A Brief Moment of Thanks for How Things Aren’t

This past Halloween night I was listening to an Apple Context Machine Podcast with Jeff Gamet and Bryan Chaffin. Their topic was A World Without Apple. I never miss Jeff and Bryan’s podcasts because within their very weird humor they provide a fascinating look at the industry as a whole. Besides, I like to see how many times they break each other up. 

In this particular program which followed soon after Steve Jobs’s death, they focused not so much on Mr. Jobs’s contribution to our lives, great as that has been, but on the contribution of the company as a whole. 

Right in the middle of it I was suddenly struck with a memory that had not surfaced in many years. See, I am not yet at the age where all I can remember is the “old” stuff. In any event, when thinking about it, I was vividly struck with how thankful I am that things aren’t the way they were back then.

1960 - When Men Were Men and Computers Were for Businessmen

1960 - When Men Were Men and Computers Were for Businessmen

This situation happened in the mid 80s. I was living in a mid-sized town in Colorado and working as the CEO of a mid-sized nonprofit agency. I supervised three staff and about 15 volunteers. I was in my mid 40’s, and as was appropriate at that time and place, I wore suits and heels to work every day. My secretary was in her late 20’s and she also wore appropriate attire to the office. We had a grant (didn’t everyone back then?) and we needed new office computers and printers so my secretary and I went out to make purchases. 

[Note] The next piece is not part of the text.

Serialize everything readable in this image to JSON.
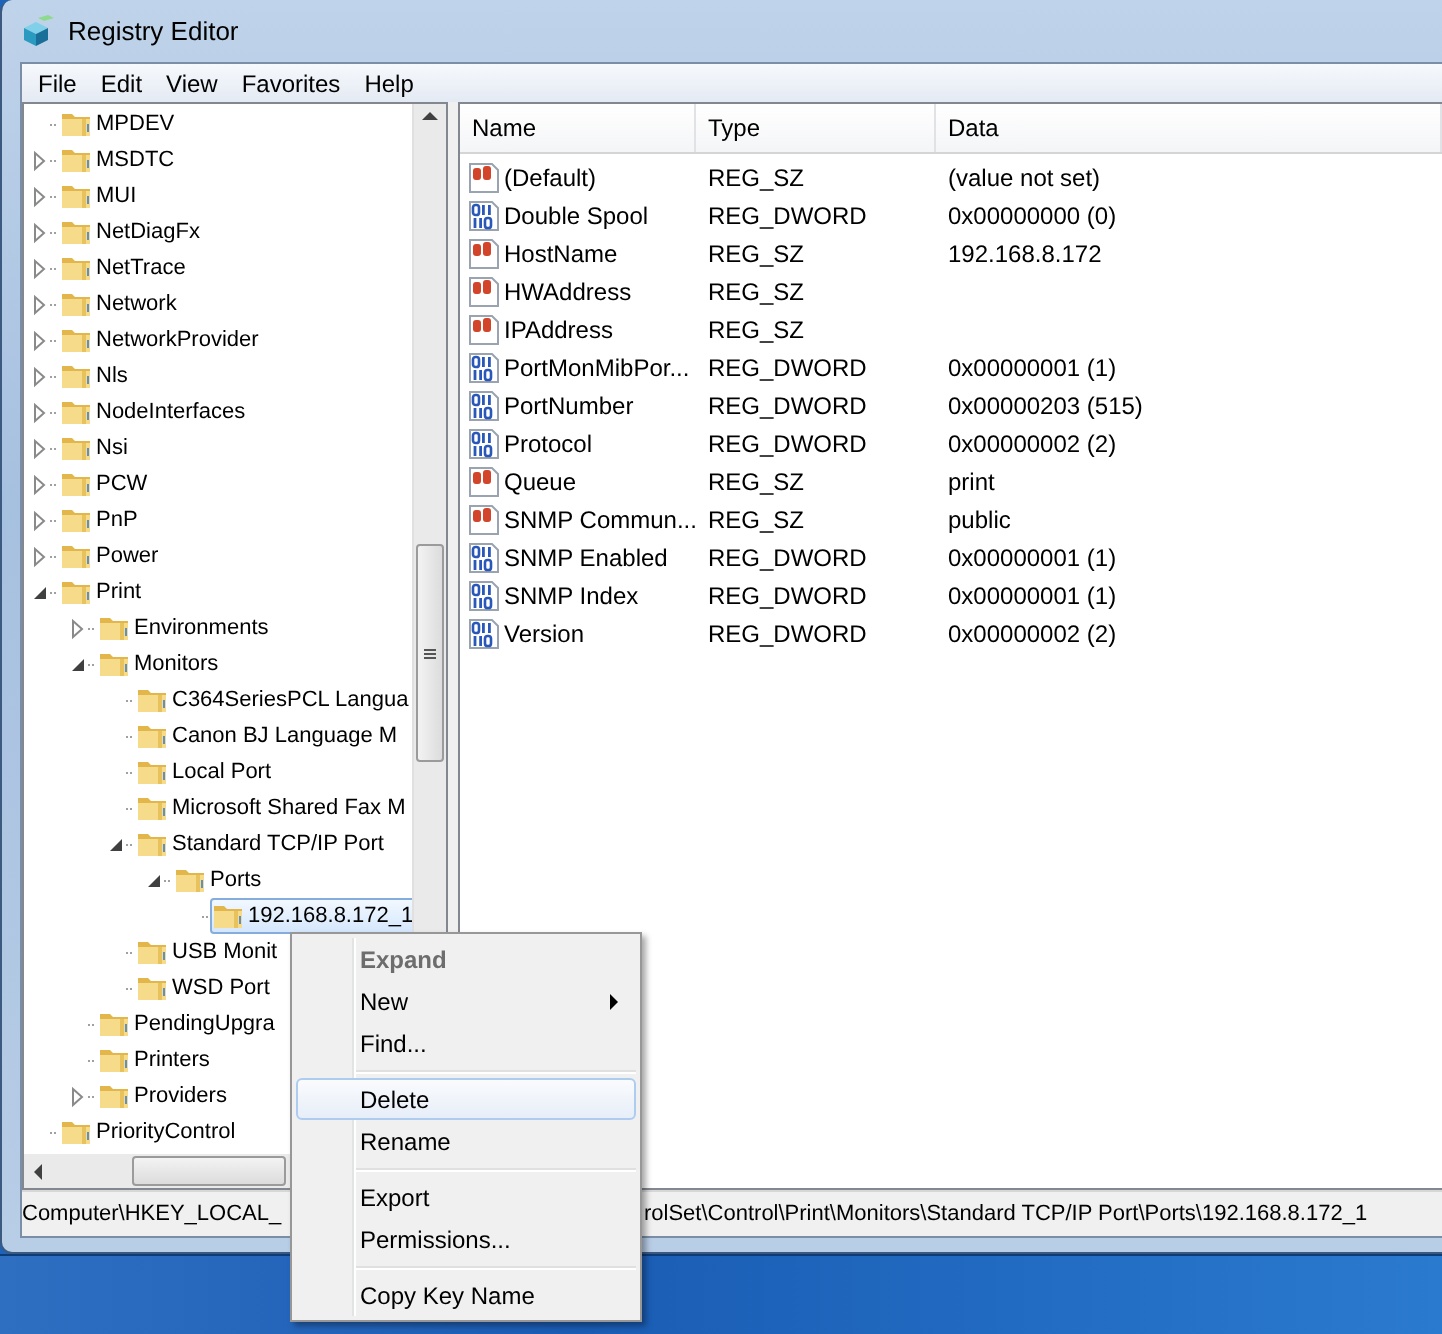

There were, as I recall, three computer stores in the town. We went to the largest. Dressed in our office attire, we walked into the store which was quite large, with a number of PCs from various companies on display and we were met near the door by a salesman. He asked if he could help us and I told him we were looking for computers. He then said, complete with a large smirk, “We only sell to businesses.”

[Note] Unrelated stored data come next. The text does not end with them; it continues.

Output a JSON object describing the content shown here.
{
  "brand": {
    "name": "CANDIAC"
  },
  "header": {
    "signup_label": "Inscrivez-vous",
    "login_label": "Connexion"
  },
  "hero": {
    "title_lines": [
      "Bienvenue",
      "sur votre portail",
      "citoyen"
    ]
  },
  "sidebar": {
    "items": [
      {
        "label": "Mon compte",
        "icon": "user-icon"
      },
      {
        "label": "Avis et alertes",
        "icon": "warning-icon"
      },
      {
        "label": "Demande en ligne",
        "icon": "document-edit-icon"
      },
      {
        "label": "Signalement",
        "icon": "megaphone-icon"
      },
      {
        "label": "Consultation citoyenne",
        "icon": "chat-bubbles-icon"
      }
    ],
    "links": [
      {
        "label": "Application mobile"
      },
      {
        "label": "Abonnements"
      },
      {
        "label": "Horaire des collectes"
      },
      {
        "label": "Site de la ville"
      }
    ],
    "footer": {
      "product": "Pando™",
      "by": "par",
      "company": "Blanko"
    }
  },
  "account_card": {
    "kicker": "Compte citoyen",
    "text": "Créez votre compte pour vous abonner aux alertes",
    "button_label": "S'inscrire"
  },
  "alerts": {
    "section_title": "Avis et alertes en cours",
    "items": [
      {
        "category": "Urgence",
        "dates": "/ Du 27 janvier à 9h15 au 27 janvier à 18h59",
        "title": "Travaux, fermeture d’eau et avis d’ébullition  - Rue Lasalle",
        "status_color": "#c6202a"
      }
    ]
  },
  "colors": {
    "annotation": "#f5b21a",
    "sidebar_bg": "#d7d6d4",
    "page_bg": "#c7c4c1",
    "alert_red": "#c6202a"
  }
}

I smiled my Southern Lady Smile, asked to speak to the manager, told him the amount of business he had just lost, and we left. We got our equipment at a more enlightened store.

My purpose in repeating this tale is to compare it to how things are in the Universe with Apple. Granted, no one in his right mind treats women in such a manner in a work environment in this day and age. Sales persons know that women and men can be on equal footing when using, repairing, purchasing, and even teaching about computers and all the associated peripherals, and that’s not even getting into that whole politically correct stuff. 

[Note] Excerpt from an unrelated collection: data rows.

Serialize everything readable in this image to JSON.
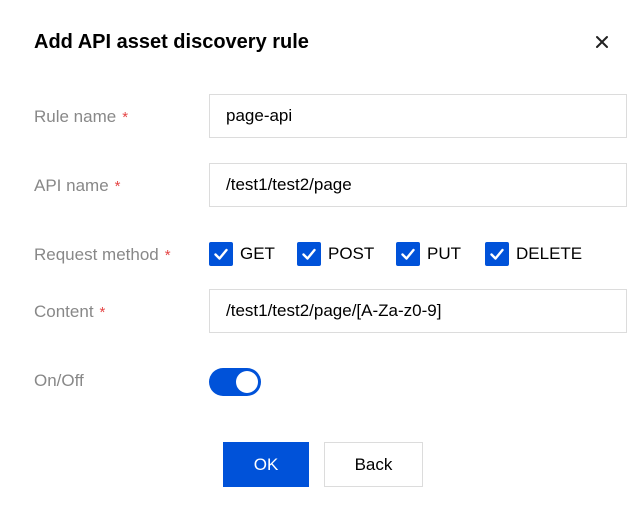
{
  "dialog": {
    "title": "Add API asset discovery rule",
    "close_icon": "close-icon"
  },
  "form": {
    "rule_name": {
      "label": "Rule name",
      "required_mark": "*",
      "value": "page-api"
    },
    "api_name": {
      "label": "API name",
      "required_mark": "*",
      "value": "/test1/test2/page"
    },
    "request_method": {
      "label": "Request method",
      "required_mark": "*",
      "options": [
        {
          "label": "GET",
          "checked": true
        },
        {
          "label": "POST",
          "checked": true
        },
        {
          "label": "PUT",
          "checked": true
        },
        {
          "label": "DELETE",
          "checked": true
        }
      ]
    },
    "content": {
      "label": "Content",
      "required_mark": "*",
      "value": "/test1/test2/page/[A-Za-z0-9]"
    },
    "on_off": {
      "label": "On/Off",
      "enabled": true
    }
  },
  "buttons": {
    "ok": "OK",
    "back": "Back"
  },
  "colors": {
    "accent": "#0052d9",
    "required": "#e54545",
    "label": "#888888",
    "border": "#dcdcdc"
  }
}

My question for you, kind readers, is to think about why. If we had no Apple Computer to create Macs that anyone can use, would it really be that way today? If all we had in the computer universe was the same old DOS based machine would “everyone” have access to computers that they could actually use? We might have an Internet, but would the average person have access to it? Would ordinary people be able to use the Internet to shop, research, work, run businesses, or talk to others across the band widths?

I don’t mean to overstate things. There were plenty of companies and people that were involved in making computers mainstream and even cheap, but it was Apple that was the early pioneer in marketing computers to ordinary people with the Apple ][ line, and it was Apple that focused on making computers easier for ordinary people to use with the Mac.

Before Apple, and even during Apple’s early years, computers were seen as being somewhere between entirely and largely the realm of business, as witnessed by the anecdote I related above. Today that’s not the case, thanks in part to the pioneering work of Apple, and for that I am thankful.

Yesterday I had the chance to talk to a lovely young woman who was helping her husband do a repair to my home. They have five children, the oldest of whom has some behavior problems.

In spite of the fact that this young couple are of modest means, she blithely told me about researching on the Internet to learn about the medications the doctor was prescribing for her child, so she could discuss them with knowledge and be involved in the decisions about them. Could this have happened before home computers were the norm? We know the answer to that. Just as we know the answer to why we are able to have home computers in the first place. 

So, thanks to Apple, the company Steve Jobs and Steve Wozniak founded. My children took TV for granted, and their children take computers for granted, but there are those of us who remember when there was no Apple and no computers for everyone and we give thanks for what you have given us.